Pause for Reflection: How do you usually respond when you get your buttons pushed by someone? Do you instantly feel angry? Or, are you more likely to scrutinize yourself and decide that you really are just an inadequate and worthless piece of furniture? Of course, there’s no “right” response to these questions. The best guideline is to continually work at looking at yourself and your reactions to clients so that you are consistently cultivating your self-awareness.

[End of Pause for Reflection]

To work ethically and professionally with provocative clients requires general skill, personal insight, and a particular knowledge base that includes a range of potentially constructive automatic or formula responses.

3 thoughts on “Tough Kids, Cool Counseling: Dealing with “Resistance” – Part 1”

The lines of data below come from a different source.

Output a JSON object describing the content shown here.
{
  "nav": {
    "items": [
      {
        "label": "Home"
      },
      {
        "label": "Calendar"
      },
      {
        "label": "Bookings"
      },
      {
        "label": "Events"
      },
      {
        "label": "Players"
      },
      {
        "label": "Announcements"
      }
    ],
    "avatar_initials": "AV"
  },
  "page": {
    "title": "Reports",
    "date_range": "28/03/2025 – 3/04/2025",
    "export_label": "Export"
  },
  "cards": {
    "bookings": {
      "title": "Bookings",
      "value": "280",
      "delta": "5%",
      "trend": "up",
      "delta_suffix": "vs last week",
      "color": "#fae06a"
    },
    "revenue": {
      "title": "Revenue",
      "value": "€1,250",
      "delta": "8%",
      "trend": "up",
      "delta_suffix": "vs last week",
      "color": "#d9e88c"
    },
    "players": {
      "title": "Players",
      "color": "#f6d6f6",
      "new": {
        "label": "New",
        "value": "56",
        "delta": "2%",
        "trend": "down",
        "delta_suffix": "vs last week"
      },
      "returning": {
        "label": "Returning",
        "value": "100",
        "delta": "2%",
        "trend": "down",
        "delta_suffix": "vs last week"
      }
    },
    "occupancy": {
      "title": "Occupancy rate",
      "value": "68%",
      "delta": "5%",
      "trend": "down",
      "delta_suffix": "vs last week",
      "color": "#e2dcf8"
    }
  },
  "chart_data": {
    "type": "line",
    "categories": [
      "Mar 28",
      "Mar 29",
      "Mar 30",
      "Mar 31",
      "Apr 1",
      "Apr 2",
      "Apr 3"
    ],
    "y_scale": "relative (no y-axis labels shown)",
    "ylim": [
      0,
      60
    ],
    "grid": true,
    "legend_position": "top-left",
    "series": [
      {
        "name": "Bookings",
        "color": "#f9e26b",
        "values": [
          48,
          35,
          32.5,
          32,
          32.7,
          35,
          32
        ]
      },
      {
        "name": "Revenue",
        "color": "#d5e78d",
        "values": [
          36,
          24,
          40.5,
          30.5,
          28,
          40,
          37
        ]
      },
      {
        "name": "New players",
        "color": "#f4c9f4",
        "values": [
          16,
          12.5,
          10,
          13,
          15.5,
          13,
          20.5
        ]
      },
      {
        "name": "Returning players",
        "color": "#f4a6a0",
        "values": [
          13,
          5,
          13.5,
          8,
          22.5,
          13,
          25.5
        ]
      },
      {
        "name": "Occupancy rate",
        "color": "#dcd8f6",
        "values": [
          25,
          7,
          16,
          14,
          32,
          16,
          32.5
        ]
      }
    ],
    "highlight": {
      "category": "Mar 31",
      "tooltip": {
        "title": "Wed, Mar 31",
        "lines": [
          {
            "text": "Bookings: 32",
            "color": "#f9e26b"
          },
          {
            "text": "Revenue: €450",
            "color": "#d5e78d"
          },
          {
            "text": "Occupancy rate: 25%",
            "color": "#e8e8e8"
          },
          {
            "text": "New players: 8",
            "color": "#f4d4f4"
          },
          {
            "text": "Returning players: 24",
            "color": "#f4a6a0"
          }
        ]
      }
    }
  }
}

  1. I think teenagers (and adults) of the type you describe have a very strong view of the world as being comprised of two kinds of people: victims and abusers. Victims are kind, empathetic, emotionally vulnerable, and attempt to be fair. They are appropriately humble and have no delusions of grandiosity. Abusers assert their dominance, are cruel and contemptuous, and believe themselves to be superior to others (which is why they feel entitled to harm others.) They don’t want to be victims, so they are abusive to others around them, including their counselors.

    It is a completely accurate view of the world in which these teenagers live. Their world is run by abusive people. They often have one abusive parent. They have abusive principals or teachers in their school whose behavior is tolerated because it “gets results.” Gangs in the community are led by abusers who strike fear in everyone–including those with no ties to gangs. Mimicking the abusive behaviors of these “leaders” in their lives is like mimicking the behaviors of successful academics and corporate workers in more functional communities. It is what you need to do to succeed.